Robert Franz, ein gelernter Automechaniker mit violetten Haaren, der ein Vermögen mit Vitaminpillen verdient haben soll, heizt die Diskussion um Nahrungsergänzungsmittel neu an: Wer braucht Nährstoffe in Kapselform? Wie werden diese kontrolliert? Und was können sie für die Gesundheit leisten? Die Aufregung begann, als die Kleine Zeitung berichtete, dass die Ärztekammer gegen Franz wegen Kurpfuscherei vorgeht, kurz darauf rief die Ages, die Agentur für Ernährungssicherheit, zwei Franz-Produkte zurück.

Die Dosierung von Vitamin B und Zink in den Kapseln sei so hoch, dass es zu schweren neurologischen Schäden (Überdosis Vitamin B) und Magen-Darm-Problemen (Überdosis Zink) kommen könne. Anders als Medikamente kommen diese Präparate nämlich ohne Zulassungsprüfung auf den Markt.

Die Ages kontrolliert die Produkte wie Lebensmittel: Es gibt Schwerpunktaktionen oder man reagiert auf Verdachtsfälle. Im Jahr 2016 wurde rund ein Drittel dieser kontrollierten Nahrungsergänzungsmittel beanstandet. „Das Angebot der Nahrungsergänzungsmittel ist völlig undurchsichtig“, sagt auch Ernährungsexpertin Sandra Holasek (Med Uni Graz).

Zwei Drittel nehmen Präparate

Die Vorwürfe gegen Franz riefen viele seiner Fans auf den Plan, die seine Präparate verteidigten: Das zeigt, wie groß der Zuspruch bei Nahrungsergänzungsmitteln ist - eine Beobachtung, die auch Holasek mit Besorgnis teilt. „Der Trend, Nährstoffe über Kapseln aufzunehmen, wird immer stärker.“ Zwei Drittel der Österreicher konsumieren laut Umfragen regelmäßig Nahrungsergänzungsmittel - gleichzeitig zeigt aber der Ernährungsbericht: „Jene Lebensmittel, die all diese Nährstoffe auf natürliche Art enthalten, werden in Österreich viel zu wenig gegessen“, sagt Holasek.

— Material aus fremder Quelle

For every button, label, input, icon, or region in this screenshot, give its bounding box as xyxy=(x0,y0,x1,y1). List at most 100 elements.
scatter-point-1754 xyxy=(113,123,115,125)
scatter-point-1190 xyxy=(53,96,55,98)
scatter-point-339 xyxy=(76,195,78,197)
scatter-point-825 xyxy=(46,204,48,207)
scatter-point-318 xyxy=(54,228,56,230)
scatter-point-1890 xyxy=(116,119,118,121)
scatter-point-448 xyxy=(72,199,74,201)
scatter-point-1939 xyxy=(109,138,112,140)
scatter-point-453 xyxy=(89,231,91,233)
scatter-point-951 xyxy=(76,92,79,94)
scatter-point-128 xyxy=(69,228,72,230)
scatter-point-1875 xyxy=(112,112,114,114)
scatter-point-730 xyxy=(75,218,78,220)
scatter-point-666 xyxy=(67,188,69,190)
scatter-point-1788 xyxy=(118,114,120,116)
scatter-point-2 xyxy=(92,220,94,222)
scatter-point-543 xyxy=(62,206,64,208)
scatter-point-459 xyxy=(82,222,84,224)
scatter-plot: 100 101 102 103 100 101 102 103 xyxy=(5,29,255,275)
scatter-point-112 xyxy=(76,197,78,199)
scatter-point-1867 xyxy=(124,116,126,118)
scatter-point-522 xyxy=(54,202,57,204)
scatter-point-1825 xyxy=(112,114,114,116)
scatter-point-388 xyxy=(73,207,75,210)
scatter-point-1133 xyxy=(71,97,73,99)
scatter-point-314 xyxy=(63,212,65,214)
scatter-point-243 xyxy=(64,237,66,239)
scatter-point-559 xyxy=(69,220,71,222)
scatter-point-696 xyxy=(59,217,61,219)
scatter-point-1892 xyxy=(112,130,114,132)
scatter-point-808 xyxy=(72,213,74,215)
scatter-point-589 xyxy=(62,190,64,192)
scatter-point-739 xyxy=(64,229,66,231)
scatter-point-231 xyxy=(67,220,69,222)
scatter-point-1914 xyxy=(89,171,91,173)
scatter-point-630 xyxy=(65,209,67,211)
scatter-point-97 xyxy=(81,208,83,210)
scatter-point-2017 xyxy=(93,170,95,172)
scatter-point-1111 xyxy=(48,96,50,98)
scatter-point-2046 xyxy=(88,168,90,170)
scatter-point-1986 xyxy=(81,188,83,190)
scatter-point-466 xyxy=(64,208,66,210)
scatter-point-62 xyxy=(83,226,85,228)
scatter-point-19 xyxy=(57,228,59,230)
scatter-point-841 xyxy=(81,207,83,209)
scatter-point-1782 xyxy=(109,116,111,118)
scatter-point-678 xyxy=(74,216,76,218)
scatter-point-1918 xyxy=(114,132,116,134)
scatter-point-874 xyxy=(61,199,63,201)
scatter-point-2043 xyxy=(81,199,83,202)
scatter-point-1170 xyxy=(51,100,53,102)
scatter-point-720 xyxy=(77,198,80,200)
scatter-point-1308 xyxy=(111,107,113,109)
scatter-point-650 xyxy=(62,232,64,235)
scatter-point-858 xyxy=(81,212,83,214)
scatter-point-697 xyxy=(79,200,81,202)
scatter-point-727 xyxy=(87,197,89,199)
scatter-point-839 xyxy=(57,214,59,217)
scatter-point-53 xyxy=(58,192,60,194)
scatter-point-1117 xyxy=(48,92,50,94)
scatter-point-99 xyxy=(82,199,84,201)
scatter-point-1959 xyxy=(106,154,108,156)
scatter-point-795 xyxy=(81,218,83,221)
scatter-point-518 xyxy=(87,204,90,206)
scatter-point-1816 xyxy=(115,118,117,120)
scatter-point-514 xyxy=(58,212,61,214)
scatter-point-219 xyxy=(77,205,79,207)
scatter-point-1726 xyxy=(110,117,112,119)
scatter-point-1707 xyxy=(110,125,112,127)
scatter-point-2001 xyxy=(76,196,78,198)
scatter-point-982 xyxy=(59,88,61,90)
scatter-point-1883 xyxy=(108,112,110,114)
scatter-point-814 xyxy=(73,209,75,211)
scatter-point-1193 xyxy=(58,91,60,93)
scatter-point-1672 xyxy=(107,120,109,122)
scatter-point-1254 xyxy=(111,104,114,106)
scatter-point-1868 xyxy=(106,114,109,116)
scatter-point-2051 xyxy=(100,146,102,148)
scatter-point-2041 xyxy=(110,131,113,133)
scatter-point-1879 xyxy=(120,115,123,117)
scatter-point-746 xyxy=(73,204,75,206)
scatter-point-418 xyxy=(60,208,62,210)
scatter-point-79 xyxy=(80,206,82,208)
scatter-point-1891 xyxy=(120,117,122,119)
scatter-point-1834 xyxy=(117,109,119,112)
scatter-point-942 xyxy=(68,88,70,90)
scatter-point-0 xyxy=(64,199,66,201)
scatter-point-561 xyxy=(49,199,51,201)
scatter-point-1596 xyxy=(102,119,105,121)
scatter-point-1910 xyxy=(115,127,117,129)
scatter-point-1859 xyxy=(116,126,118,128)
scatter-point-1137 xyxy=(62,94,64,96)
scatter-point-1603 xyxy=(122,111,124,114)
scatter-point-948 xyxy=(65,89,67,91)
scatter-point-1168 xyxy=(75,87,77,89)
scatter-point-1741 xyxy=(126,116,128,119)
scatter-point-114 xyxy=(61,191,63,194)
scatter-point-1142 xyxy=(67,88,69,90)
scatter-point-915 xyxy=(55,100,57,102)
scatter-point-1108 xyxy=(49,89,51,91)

Die empfohlenen fünf Portionen Gemüse und Obst pro Tag schaffen nur 30 Prozent der Österreicher. „Nährstoffe über Lebensmittel aufzunehmen, ist der natürliche Weg“, sagt Holasek. Einzelne Bestandteile wie Vitamine zu isolieren und so zu schlucken, funktioniere nicht: Die Zusammensetzung der Nährstoffe in Nahrungsmitteln sei eine fein abgestimmte Komposition, unser Körper sei dafür gemacht, sie in dieser Form aufzunehmen.

Nährstoffe in Kapselform werden im Körper anders verstoffwechselt - „eine Überdosis ist dadurch schnell erreicht“, sagt Holasek. Und: Essen solle mit Geschmack und Genuss einhergehen - nur so könnten unser Belohnungszentrum aktiviert und die Sättigung reguliert werden.

Raucher brauchen Vitamine

Verteufeln will die Expertin Nahrungsergänzungsmittel aber nicht - es gebe aktuelle Empfehlungen, wer zusätzliche Nährstoffe braucht. So hätten zum Beispiel Menschen, die rauchen oder sehr regelmäßig Alkohol trinken, einen erhöhten Bedarf an Vitamin B und C. Auch bei Leistungssportlern, Schwangeren und Stillenden, bei alten und kranken Menschen oder bei besonderen Ernährungsformen, wie bei Veganern, könne die Einnahme solcher Präparate sinnvoll sein. „Aber mit ärztlicher und fachlicher Beratung“, sagt Holasek.

Über eine ausgewogene Ernährung könnten sich gesunde Menschen gut mit allen Nährstoffen versorgen - wer allerdings nur Junk Food isst, könne in einen Mangelzustand geraten. Laut aktuellem Ernährungsbericht werden diese Vitalstoffe von Österreichern zu wenig aufgenommen: Folsäure, Vitamin D, Kalzium, Omega-3-Fettsäuren, Eisen bei Frauen, Vitamin B12 bei Veganern.

Lebensmittel besser auswählen

Wie kann man nun sichergehen, dass genug der wichtigen Nährstoffe gegessen werden? Laut Ages sei die Ernährungspyramide der richtige Leitfaden: Die Basis sollten pflanzliche Lebensmittel wie Gemüse, Getreide und Obst bilden, dann folgen eiweißreiche Nahrungsmittel wie Milchprodukte, Fisch, Hülsenfrüchte, Fleisch. „Will man sich mehr gesunde Nährstoffe zuführen, dann sollte das über die richtige Auswahl der Lebensmittel passieren“, sagt Holasek.